Mike appreciated her gentle humor and the way it allowed him to regain his mental footing. "Intellectually, I know he's right. I've gone over it again and again in my mind. We've debriefed the technical aspects of the incident and, given the information we had, we did the right things. It was just too late." When Stoker chose to talk about it clinically – as he had for the past few days at the station and in the backroom at O'Malley's with Chet – he found his words came more easily, the raw emotion stripped out and tucked away to fester in another place.

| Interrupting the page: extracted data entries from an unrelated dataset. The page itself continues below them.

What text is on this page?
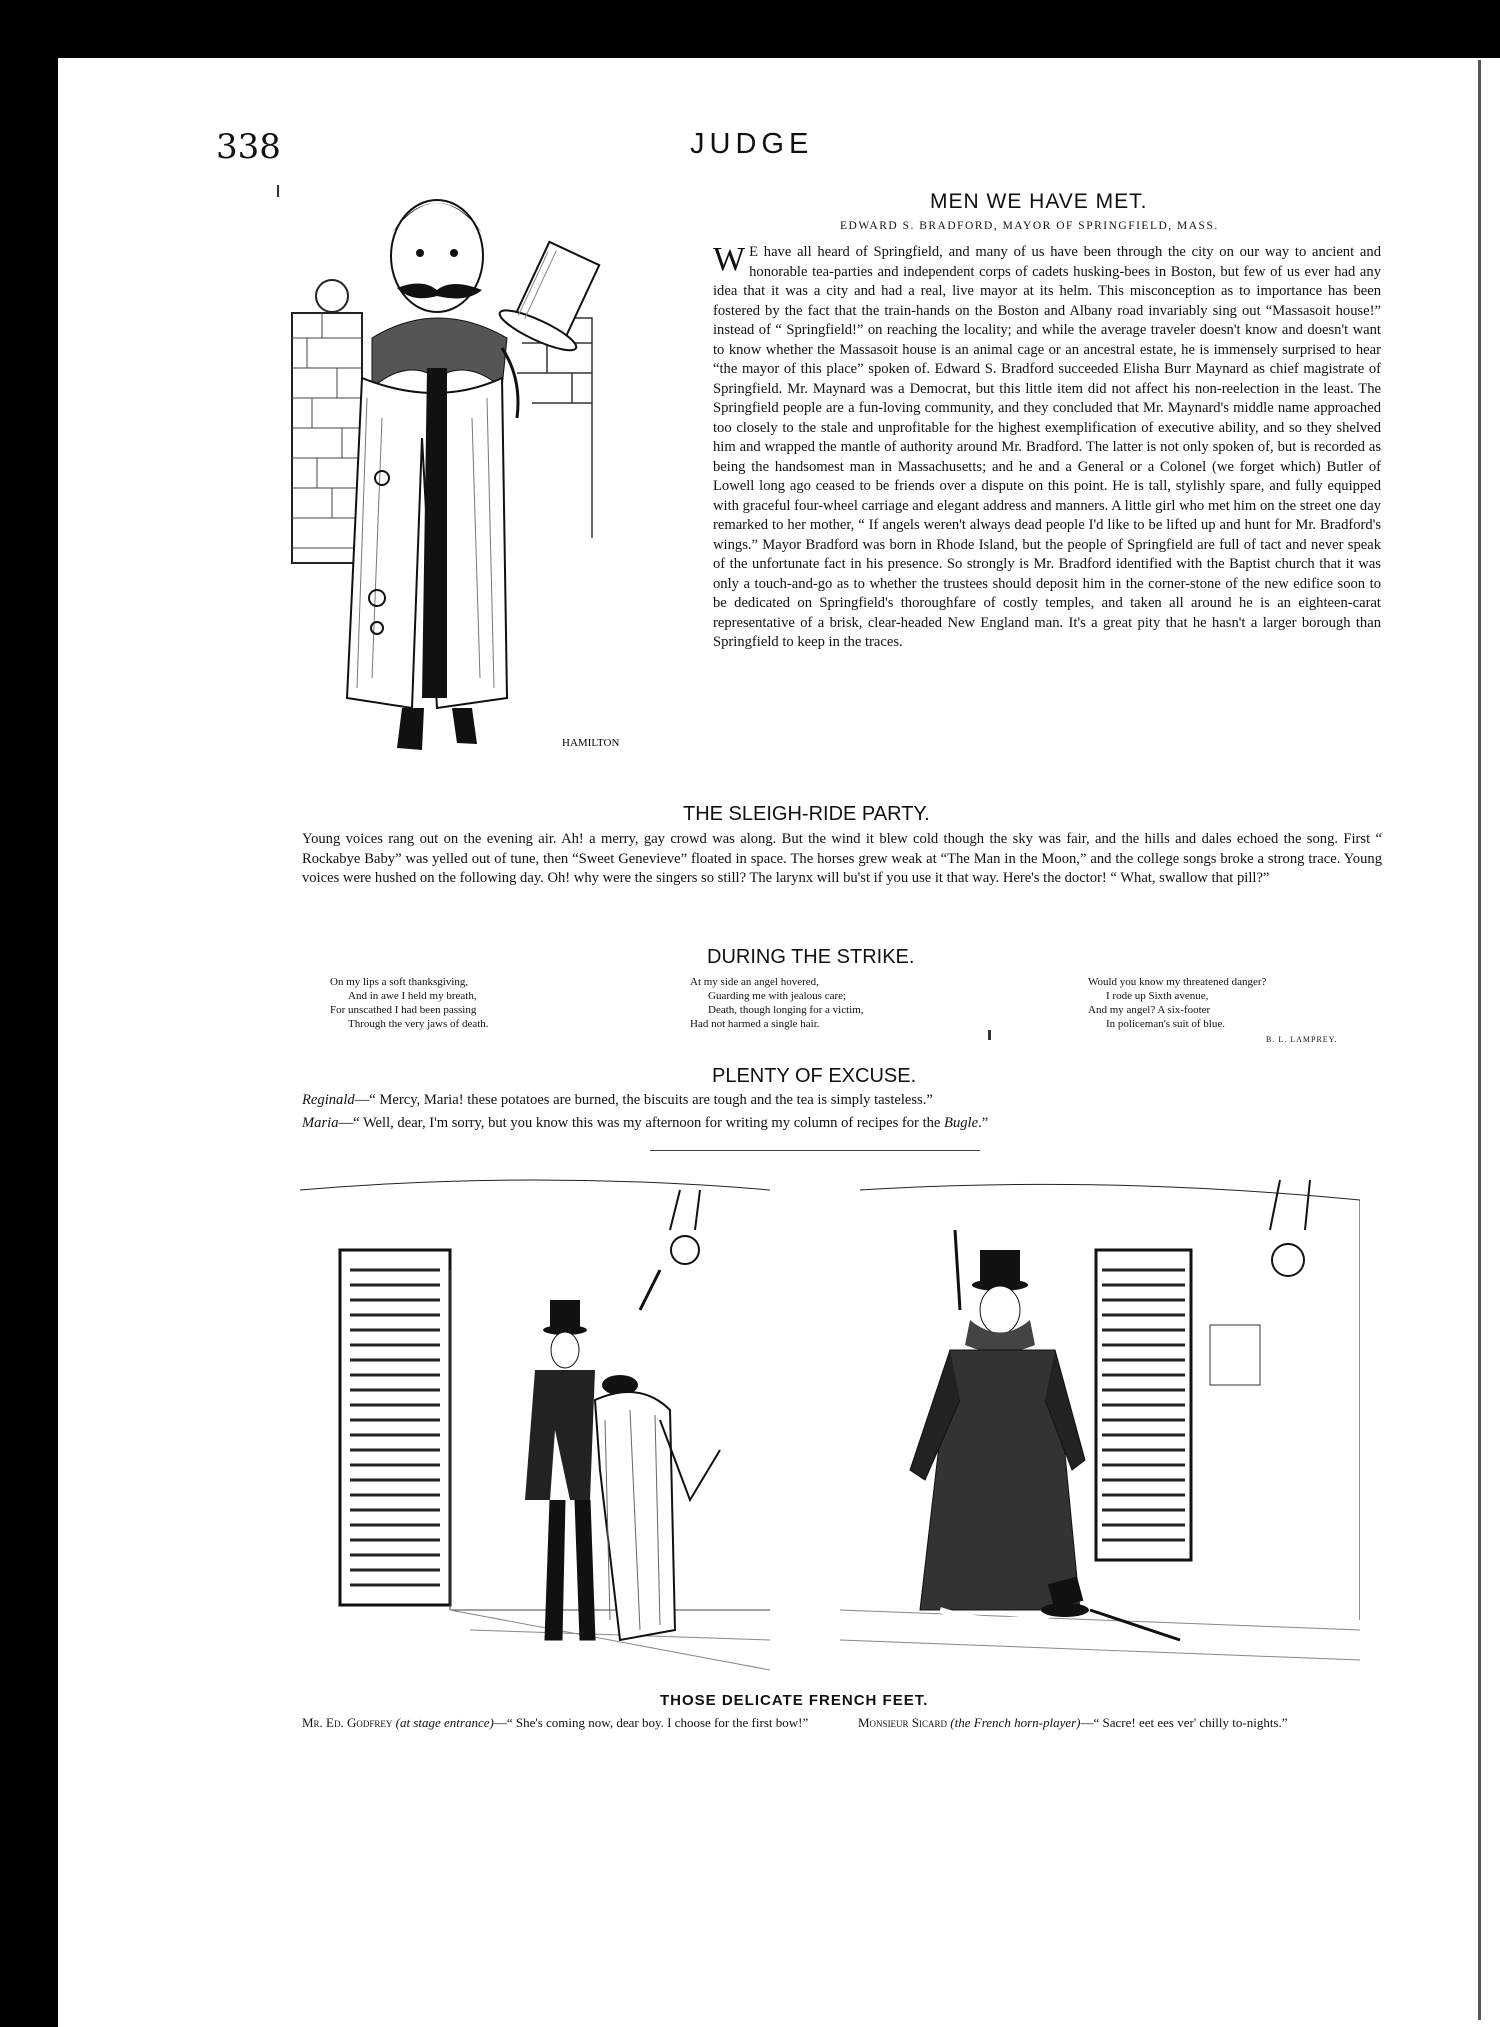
338	JUDGE
HAMILTON
MEN WE HAVE MET.
EDWARD S. BRADFORD, MAYOR OF SPRINGFIELD, MASS.
W E have all heard of Springfield, and many of us have been through the city on our way to ancient and honorable tea-parties and independent corps of cadets husking-bees in Boston, but few of us ever had any idea that it was a city and had a real, live mayor at its helm. This misconception as to importance has been fostered by the fact that the train-hands on the Boston and Albany road invariably sing out “Massasoit house!” instead of “ Springfield!” on reaching the locality; and while the average traveler doesn't know and doesn't want to know whether the Massasoit house is an animal cage or an ancestral estate, he is immensely surprised to hear “the mayor of this place” spoken of. Edward S. Bradford succeeded Elisha Burr Maynard as chief magistrate of Springfield. Mr. Maynard was a Democrat, but this little item did not affect his non-reelection in the least. The Springfield people are a fun-loving community, and they concluded that Mr. Maynard's middle name approached too closely to the stale and unprofitable for the highest exemplification of executive ability, and so they shelved him and wrapped the mantle of authority around Mr. Bradford. The latter is not only spoken of, but is recorded as being the handsomest man in Massachusetts; and he and a General or a Colonel (we forget which) Butler of Lowell long ago ceased to be friends over a dispute on this point. He is tall, stylishly spare, and fully equipped with graceful four-wheel carriage and elegant address and manners. A little girl who met him on the street one day remarked to her mother, “ If angels weren't always dead people I'd like to be lifted up and hunt for Mr. Bradford's wings.” Mayor Bradford was born in Rhode Island, but the people of Springfield are full of tact and never speak of the unfortunate fact in his presence. So strongly is Mr. Bradford identified with the Baptist church that it was only a touch-and-go as to whether the trustees should deposit him in the corner-stone of the new edifice soon to be dedicated on Springfield's thoroughfare of costly temples, and taken all around he is an eighteen-carat representative of a brisk, clear-headed New England man. It's a great pity that he hasn't a larger borough than Springfield to keep in the traces.
THE SLEIGH-RIDE PARTY.
Young voices rang out on the evening air. Ah! a merry, gay crowd was along. But the wind it blew cold though the sky was fair, and the hills and dales echoed the song. First “ Rockabye Baby” was yelled out of tune, then “Sweet Genevieve” floated in space. The horses grew weak at “The Man in the Moon,” and the college songs broke a strong trace. Young voices were hushed on the following day. Oh! why were the singers so still? The larynx will bu'st if you use it that way. Here's the doctor! “ What, swallow that pill?”
DURING THE STRIKE.
On my lips a soft thanksgiving,
And in awe I held my breath,
For unscathed I had been passing
Through the very jaws of death.
At my side an angel hovered,
Guarding me with jealous care;
Death, though longing for a victim,
Had not harmed a single hair.
Would you know my threatened danger?
I rode up Sixth avenue,
And my angel? A six-footer
In policeman's suit of blue.
B. L. LAMPREY.
PLENTY OF EXCUSE.
Reginald—“ Mercy, Maria! these potatoes are burned, the biscuits are tough and the tea is simply tasteless.”
Maria—“ Well, dear, I'm sorry, but you know this was my afternoon for writing my column of recipes for the Bugle.”
THOSE DELICATE FRENCH FEET.
Mr. Ed. Godfrey (at stage entrance)—“ She's coming now, dear boy. I choose for the first bow!”	Monsieur Sicard (the French horn-player)—“ Sacre! eet ees ver' chilly to-nights.”
comicbooks.com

"In other words, you're not to blame for the outcome – none of you are."
"Correct." His acknowledgement was tight, crisp and utterly meaningless, she realized. He knew what Derek would say about this run, knew it before he came.
"But you are still blaming yourself, aren't you, for … for something?" His eyes darted away from hers, toward the still form in the bed. He was uncomfortable with her insight, but unable to deny it. "Since you already know what Derek would say about the fire, are you going to talk to him about what you are blaming yourself for?"
Mike stared at his hands, feeling his throat start to close up again, and simply shook his head, before gripping the rail of Derek's bed tightly until he could take another breath. Adelaide stayed with him while his respirations stabilized, arm draped across his shoulders encouragingly. Her sad sigh trailed him when he slipped from the room, untouched coffee still steaming on the table, a few minutes later.
"Derek, you need to wake up," she told the comatose firefighter sternly. "I'll do what I can, but your friend Mike needs some help."